Imagine: Elon Musk, known for his delight in defying authority, is ordered to move ahead with his $44 billion purchase of Twitter — and refuses.
It’s an unusual scenario, but one in which the court would have the power to enforce its orders. It could slap an epic fine on Mr Musk; appoint receivers to get the deal done; or even enable the seizure of his assets. Twitter sued Mr Musk on Tuesday to force him to consummate the acquisition after he pulled out.
Mr Musk is not one to shrink from a fight. He has tangled with everyone from the US Securities and Exchange Commission over his provocative tweets, to a British cave expert in a defamation case, and Donald Trump.
In Delaware Chancery Court last summer in the SolarCity trial, the Tesla chief executive openly mocked the lawyer examining him, saying he had “great respect for the court” but not for the attorney, a “bad human being”.
Mr Musk’s respect for that very court may now be tested should it impose a remedy to the Twitter mess that the world’s richest person doesn’t like.
“We’ve never had a situation like that in Delaware that I can recall,” said Larry Hamermesh, a University of Pennsylvania law professor who specialises in Delaware corporate law disputes. “It would be pretty extreme.”
Mr Musk’s lawyers did not respond to emails seeking comment on the case.
Lawyers for Twitter in their lawsuit said that they will need only four days in court to show that Mr Musk should be forced to honour his agreement and pay $54.20 a share for the social media company.
If they prevail and the court returns a judgment holding Mr Musk liable, it could invoke Delaware’s civil contempt laws if he did not pay up, said Brian Quinn, a Boston College law professor who teaches about mergers and acquisitions law.
“A judge could hold him in contempt and set a daily fine until he complies,” Mr Quinn said. “For Musk, that would have to be a rather large number.”
Mr Musk’s net worth is $217.1 billion, according to the Bloomberg Billionaires Index.
That is what former Chancery judge Andre Bouchard did in a case involving the court-ordered sale of transcription software maker Transperfect Global. When Transperfect officials ignored an order, Mr Bouchard imposed a $30,000 daily fine, and the company quickly complied. The Delaware Supreme Court later upheld the judge’s contempt powers against Transperfect but threw out sanctions against its owner.
The court could allow Twitter to go after Mr Musk’s assets, said Robert Miller, who holds a chair in corporate finance and law at the Iowa College of Law.
Chancery Court “is a court of equity, with broad powers to fashion remedies. Tesla is a Delaware corporation”, Mr Miller said. The court, he said, “would have no problem reaching Musk’s Tesla stock”.
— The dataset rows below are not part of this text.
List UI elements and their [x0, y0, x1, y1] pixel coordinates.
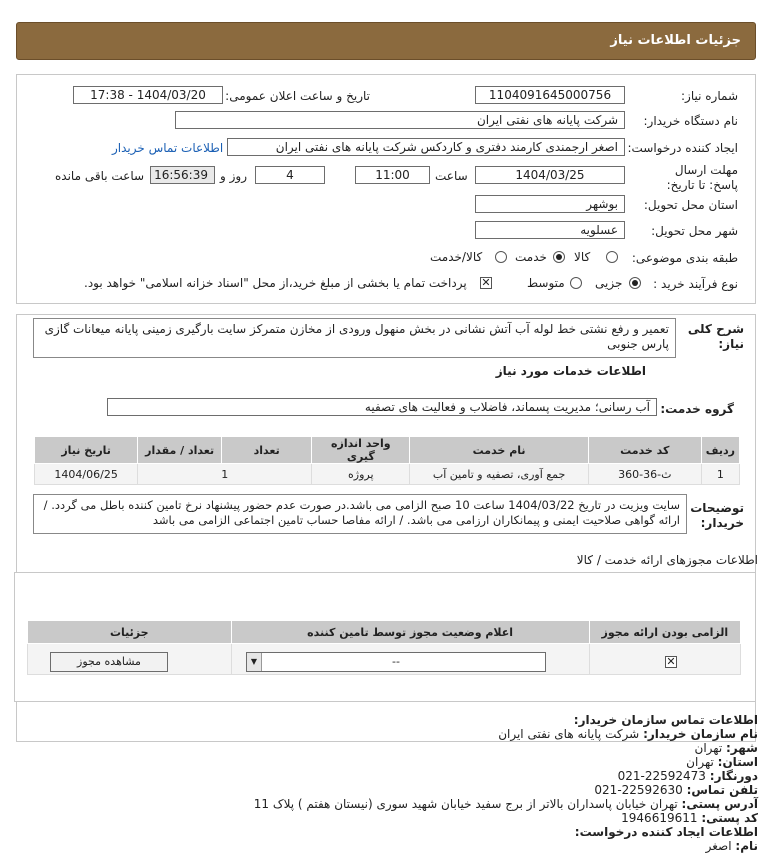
category-radio-goods[interactable] [606, 251, 618, 263]
permit-status-value: -- [392, 655, 400, 668]
contact-province: استان: تهران [686, 755, 758, 769]
col-row: ردیف [701, 437, 739, 464]
contact-phone: تلفن تماس: 22592630-021 [594, 783, 758, 797]
process-option-medium: متوسط [527, 276, 565, 290]
payment-note: پرداخت تمام یا بخشی از مبلغ خرید،از محل "اسناد خزانه اسلامی" خواهد بود. [84, 276, 467, 290]
cell-date: 1404/06/25 [35, 464, 138, 485]
process-label: نوع فرآیند خرید : [653, 277, 738, 291]
category-option-goods: کالا [574, 250, 591, 264]
view-permit-button[interactable]: مشاهده مجوز [50, 652, 168, 672]
col-permit-required: الزامی بودن ارائه مجوز [589, 621, 740, 644]
buyer-org-label: نام دستگاه خریدار: [643, 114, 738, 128]
deadline-time-field: 11:00 [355, 166, 430, 184]
category-radio-goods-service[interactable] [495, 251, 507, 263]
services-title: اطلاعات خدمات مورد نیاز [495, 364, 646, 378]
category-option-goods-service: کالا/خدمت [430, 250, 483, 264]
col-unit: واحد اندازه گیری [312, 437, 410, 464]
permit-status-select[interactable] [246, 652, 546, 672]
deadline-time-label: ساعت [435, 169, 468, 183]
announce-datetime-label: تاریخ و ساعت اعلان عمومی: [225, 89, 370, 103]
cell-count: 1 [138, 464, 312, 485]
service-group-field: آب رسانی؛ مدیریت پسماند، فاضلاب و فعالیت های تصفیه [107, 398, 657, 416]
contact-title: اطلاعات تماس سازمان خریدار: [573, 713, 758, 727]
description-label-text: شرح کلی نیاز: [687, 322, 744, 351]
services-table [34, 436, 740, 485]
remaining-time-field: 16:56:39 [150, 166, 215, 184]
province-field: بوشهر [475, 195, 625, 213]
buyer-notes-box: سایت ویزیت در تاریخ 1404/03/22 ساعت 10 صبح الزامی می باشد.در صورت عدم حضور پیشنهاد نرخ تامین کننده باطل می گردد. / ارائه گواهی صلاحیت ایمنی و پیمانکاران ارزامی می باشد. / ارائه مفاصا حساب تامین اجتماعی الزامی می باشد [33, 494, 687, 534]
service-group-label: گروه خدمت: [660, 402, 734, 416]
buyer-notes-label [688, 501, 744, 531]
description-box: تعمیر و رفع نشتی خط لوله آب آتش نشانی در بخش منهول ورودی از مخازن متمرکز سایت بارگیری زمینی پایانه میعانات گازی پارس جنوبی [33, 318, 676, 358]
page-title: جزئیات اطلاعات نیاز [610, 33, 741, 48]
category-label: طبقه بندی موضوعی: [631, 251, 738, 265]
cell-code: ث-36-360 [588, 464, 701, 485]
need-number-field: 1104091645000756 [475, 86, 625, 104]
col-permit-status: اعلام وضعیت مجوز توسط تامین کننده [231, 621, 589, 644]
cell-name: جمع آوری، تصفیه و تامین آب [410, 464, 589, 485]
col-details: جزئیات [28, 621, 232, 644]
permits-title: اطلاعات مجوزهای ارائه خدمت / کالا [576, 553, 758, 567]
announce-datetime-field: 1404/03/20 - 17:38 [73, 86, 223, 104]
deadline-label [643, 163, 738, 193]
deadline-label-text: مهلت ارسال پاسخ: تا تاریخ: [666, 163, 738, 192]
province-label: استان محل تحویل: [643, 198, 738, 212]
remaining-time-label: ساعت باقی مانده [55, 169, 145, 183]
creator-name: نام: اصغر [705, 839, 758, 853]
payment-checkbox[interactable]: ✕ [481, 276, 491, 289]
description-label [684, 322, 744, 352]
city-field: عسلویه [475, 221, 625, 239]
contact-city: شهر: تهران [694, 741, 758, 755]
contact-postal: کد پستی: 1946619611 [621, 811, 758, 825]
services-table-header [35, 437, 740, 464]
buyer-notes-label-text: توضیحات خریدار: [690, 501, 744, 530]
col-qty: تعداد / مقدار [138, 437, 222, 464]
buyer-contact-link[interactable]: اطلاعات تماس خریدار [112, 141, 224, 155]
buyer-org-field: شرکت پایانه های نفتی ایران [175, 111, 625, 129]
table-row[interactable] [35, 464, 740, 485]
need-number-label: شماره نیاز: [681, 89, 738, 103]
deadline-date-field: 1404/03/25 [475, 166, 625, 184]
cell-row: 1 [701, 464, 739, 485]
permit-required-checkbox: ✕ [666, 655, 676, 668]
process-radio-medium[interactable] [570, 277, 582, 289]
contact-address: آدرس پستی: تهران خیابان پاسداران بالاتر از برج سفید خیابان شهید سوری (نیستان هفتم ) پلاک 11 [253, 797, 758, 811]
category-option-service: خدمت [515, 250, 547, 264]
days-field: 4 [255, 166, 325, 184]
creator-info-title: اطلاعات ایجاد کننده درخواست: [574, 825, 758, 839]
days-label: روز و [220, 169, 247, 183]
process-option-minor: جزیی [595, 276, 623, 290]
creator-label: ایجاد کننده درخواست: [627, 141, 738, 155]
city-label: شهر محل تحویل: [651, 224, 738, 238]
page-header [16, 22, 756, 60]
cell-unit: پروژه [312, 464, 410, 485]
col-code: کد خدمت [588, 437, 701, 464]
col-name: نام خدمت [410, 437, 589, 464]
contact-org: نام سازمان خریدار: شرکت پایانه های نفتی ایران [498, 727, 758, 741]
col-date: تاریخ نیاز [35, 437, 138, 464]
process-radio-minor[interactable] [629, 277, 641, 289]
col-count: تعداد [222, 437, 312, 464]
permits-table-header [28, 621, 741, 644]
contact-fax: دورنگار: 22592473-021 [617, 769, 758, 783]
creator-field: اصغر ارجمندی کارمند دفتری و کاردکس شرکت پایانه های نفتی ایران [227, 138, 625, 156]
category-radio-service[interactable] [553, 251, 565, 263]
chevron-down-icon: ▼ [247, 653, 262, 671]
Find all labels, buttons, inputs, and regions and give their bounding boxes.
“Nothing like this has ever happened before”, a scenario in which “someone is ordered by Chancery to close a deal and just ignores that order”, Mr Miller said.
However, legal deadbeats are not uncommon, he said, “and all states and all courts have procedures whereby the winning litigant can ‘execute’ a judgment by moving against the loser’s assets”.
A court judgment if Mr Musk refused to pay would become like any other debt, said Charles Elson, a retired University of Delaware finance professor and the former head of the school’s Weinberg Centre for Corporate Governance. But seizing Tesla shares to collect that debt could be a long, tortuous legal road, he said.
“You’d need to undertake the effort to pierce the corporate veil” over the deal, because Mr Musk established holding companies for the purpose of the acquisition, Mr Elson said.
If the shell companies ignored Chancery’s judgment, the court could appoint a receiver to take them over and “do the deal”, Mr Quinn said. The companies would then contact the lenders for the financing and grapple with Mr Musk — suing him for the sum, if necessary.
Under Delaware’s civil contempt procedure, a judge can send a scofflaw to jail to think it over. In 2014 the court issued an arrest warrant for a defendant flouting an order to surrender his passports. But it is rare for a Chancery judge to send for the sheriff.
“In a contract dispute, they can’t hold a gun to your head,” Mr Elson said. “There’s no such thing as a contract prison.”
Still, the court could impose a large fine on Mr Musk, or even order his arrest, Mr Miller said.
“There’s no way in the world Delaware is going to lose its franchise as the premier corporate law jurisdiction where contracts are enforced because Elon doesn’t feel like doing it,” he said.
Mr Quinn agrees the court would have to respond forcefully. Delaware’s corporate statutes and its Chancery Court help bring companies to the state whose incorporation fees make up as much as a fourth of its annual $5 billion budget, by some estimates.
“That state lives and dies on its corporate laws,” Mr Quinn said, and does not want a reputation as one “where you can thumb your nose at a judge”.